那哭声又沙又哑,染着浓重的鼻音,却因为无力软绵的像是在撒娇一样,反而给这场床事增添了更多的乐趣,云祁阳俯下身趴在云庭耳边暧昧的喘着粗气,一边低声说让他叫的再大声一点,一边恶意的退出,再重重戳入,放纵的在他窄穴内任意冲撞,插到最里面用力抵着他的子宫口旋转,再抽出来,换个角度狠狠摩擦。
云庭被他玩得哀叫连连,快感一波波的汹涌冲刷,让他下意识拼命扭腰积极配合他狂野的撞击,“好厉害……哥哥……不行……啊……不行了……”,快慰迅速堆积上最高那一点,往小腹处汇聚,眼看就快要喷薄而出!

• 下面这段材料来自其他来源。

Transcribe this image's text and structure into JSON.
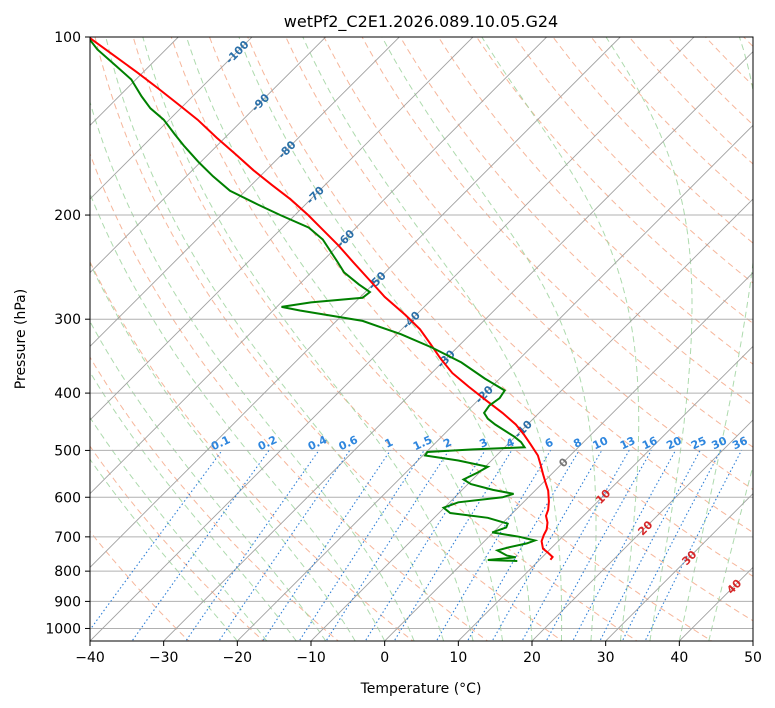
{
  "chart_data": {
    "type": "line",
    "title": "wetPf2_C2E1.2026.089.10.05.G24",
    "xlabel": "Temperature (°C)",
    "ylabel": "Pressure (hPa)",
    "xlim": [
      -40,
      50
    ],
    "ylim": [
      1050,
      100
    ],
    "y_scale": "log",
    "x_ticks": [
      -40,
      -30,
      -20,
      -10,
      0,
      10,
      20,
      30,
      40,
      50
    ],
    "y_ticks": [
      100,
      200,
      300,
      400,
      500,
      600,
      700,
      800,
      900,
      1000
    ],
    "grid": true,
    "skew_isotherm_labels": [
      "-100",
      "-90",
      "-80",
      "-70",
      "-60",
      "-50",
      "-40",
      "-30",
      "-20",
      "-10",
      "0",
      "10",
      "20",
      "30",
      "40"
    ],
    "mixing_ratio_labels": [
      "0.1",
      "0.2",
      "0.4",
      "0.6",
      "1",
      "1.5",
      "2",
      "3",
      "4",
      "6",
      "8",
      "10",
      "13",
      "16",
      "20",
      "25",
      "30",
      "36"
    ],
    "series": [
      {
        "color": "#ff0000",
        "points": [
          [
            765,
            22.5
          ],
          [
            757,
            22.8
          ],
          [
            745,
            22.2
          ],
          [
            733,
            21.5
          ],
          [
            712,
            21.3
          ],
          [
            695,
            21.6
          ],
          [
            680,
            22.0
          ],
          [
            662,
            22.1
          ],
          [
            645,
            21.9
          ],
          [
            630,
            22.2
          ],
          [
            610,
            22.3
          ],
          [
            585,
            22.2
          ],
          [
            565,
            21.8
          ],
          [
            548,
            21.5
          ],
          [
            530,
            21.2
          ],
          [
            510,
            20.8
          ],
          [
            488,
            19.8
          ],
          [
            470,
            18.9
          ],
          [
            452,
            17.8
          ],
          [
            432,
            16.0
          ],
          [
            410,
            13.6
          ],
          [
            390,
            11.4
          ],
          [
            370,
            9.2
          ],
          [
            350,
            7.6
          ],
          [
            330,
            6.2
          ],
          [
            312,
            4.8
          ],
          [
            295,
            2.8
          ],
          [
            275,
            0.0
          ],
          [
            258,
            -2.0
          ],
          [
            240,
            -4.3
          ],
          [
            225,
            -6.3
          ],
          [
            210,
            -8.7
          ],
          [
            200,
            -10.4
          ],
          [
            188,
            -12.8
          ],
          [
            178,
            -15.3
          ],
          [
            168,
            -17.8
          ],
          [
            158,
            -20.2
          ],
          [
            148,
            -22.8
          ],
          [
            138,
            -25.4
          ],
          [
            130,
            -28.0
          ],
          [
            122,
            -30.8
          ],
          [
            115,
            -33.5
          ],
          [
            108,
            -36.5
          ],
          [
            100,
            -40.2
          ]
        ]
      },
      {
        "color": "#008000",
        "points": [
          [
            769,
            18.0
          ],
          [
            766,
            14.0
          ],
          [
            758,
            17.8
          ],
          [
            753,
            16.6
          ],
          [
            738,
            15.3
          ],
          [
            730,
            16.7
          ],
          [
            718,
            19.3
          ],
          [
            710,
            20.4
          ],
          [
            700,
            18.3
          ],
          [
            688,
            14.6
          ],
          [
            675,
            16.5
          ],
          [
            665,
            16.7
          ],
          [
            650,
            14.0
          ],
          [
            638,
            8.9
          ],
          [
            625,
            8.0
          ],
          [
            612,
            10.0
          ],
          [
            600,
            16.0
          ],
          [
            592,
            17.5
          ],
          [
            583,
            14.7
          ],
          [
            570,
            11.7
          ],
          [
            560,
            10.7
          ],
          [
            545,
            12.6
          ],
          [
            533,
            14.0
          ],
          [
            520,
            10.0
          ],
          [
            510,
            5.5
          ],
          [
            503,
            5.8
          ],
          [
            498,
            12.0
          ],
          [
            494,
            19.0
          ],
          [
            484,
            18.5
          ],
          [
            474,
            17.6
          ],
          [
            452,
            15.0
          ],
          [
            442,
            14.0
          ],
          [
            432,
            13.5
          ],
          [
            420,
            14.2
          ],
          [
            408,
            15.6
          ],
          [
            396,
            16.3
          ],
          [
            378,
            13.6
          ],
          [
            355,
            10.4
          ],
          [
            335,
            6.4
          ],
          [
            318,
            2.2
          ],
          [
            302,
            -3.0
          ],
          [
            290,
            -11.5
          ],
          [
            286,
            -14.0
          ],
          [
            281,
            -10.0
          ],
          [
            276,
            -3.0
          ],
          [
            270,
            -2.0
          ],
          [
            262,
            -3.5
          ],
          [
            250,
            -5.5
          ],
          [
            240,
            -6.4
          ],
          [
            220,
            -8.4
          ],
          [
            210,
            -10.3
          ],
          [
            200,
            -14.2
          ],
          [
            192,
            -17.2
          ],
          [
            182,
            -21.0
          ],
          [
            172,
            -23.3
          ],
          [
            163,
            -25.2
          ],
          [
            153,
            -27.2
          ],
          [
            146,
            -28.5
          ],
          [
            138,
            -30.0
          ],
          [
            132,
            -31.8
          ],
          [
            126,
            -33.0
          ],
          [
            118,
            -34.4
          ],
          [
            111,
            -36.8
          ],
          [
            105,
            -39.0
          ],
          [
            100,
            -40.3
          ]
        ]
      }
    ]
  }
}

“小骚货,今天怎么这么浪?”,云祁阳恶狠狠的含咬着那滚烫通红的耳垂,下身如放肆的野兽,尽情的在他花穴内横冲直撞,大手摸索到上面,揪住他的小乳头突然猛力一拧。
尖锐的快感闪电般击中了云庭的大脑,他张大了嘴巴无声尖叫,肉眼可见的剧烈颤抖,双腿僵硬后,再也无力勾着他移动的腰身,软软的垂下来,随着他前后的摆动而晃来晃去。
有那么一瞬,体内激起的淫潮让乱伦的羞耻和禁忌的快感纠结在一起,汹涌地将云庭淹没,他胸口阵阵起伏,剧烈的高潮让他什么都忘记了,忘记了伦理纲常,忘记了羞耻恐惧,完全堕落在肉体的情欲中,把所有的一切都宣泄在这场狂野的情事中。
两人交合的下身已经一片狼藉,淫水浊液流了满满的大腿,床铺上也都是湿漉漉的一块,现在还有着更多的黏液顺着股间滴下。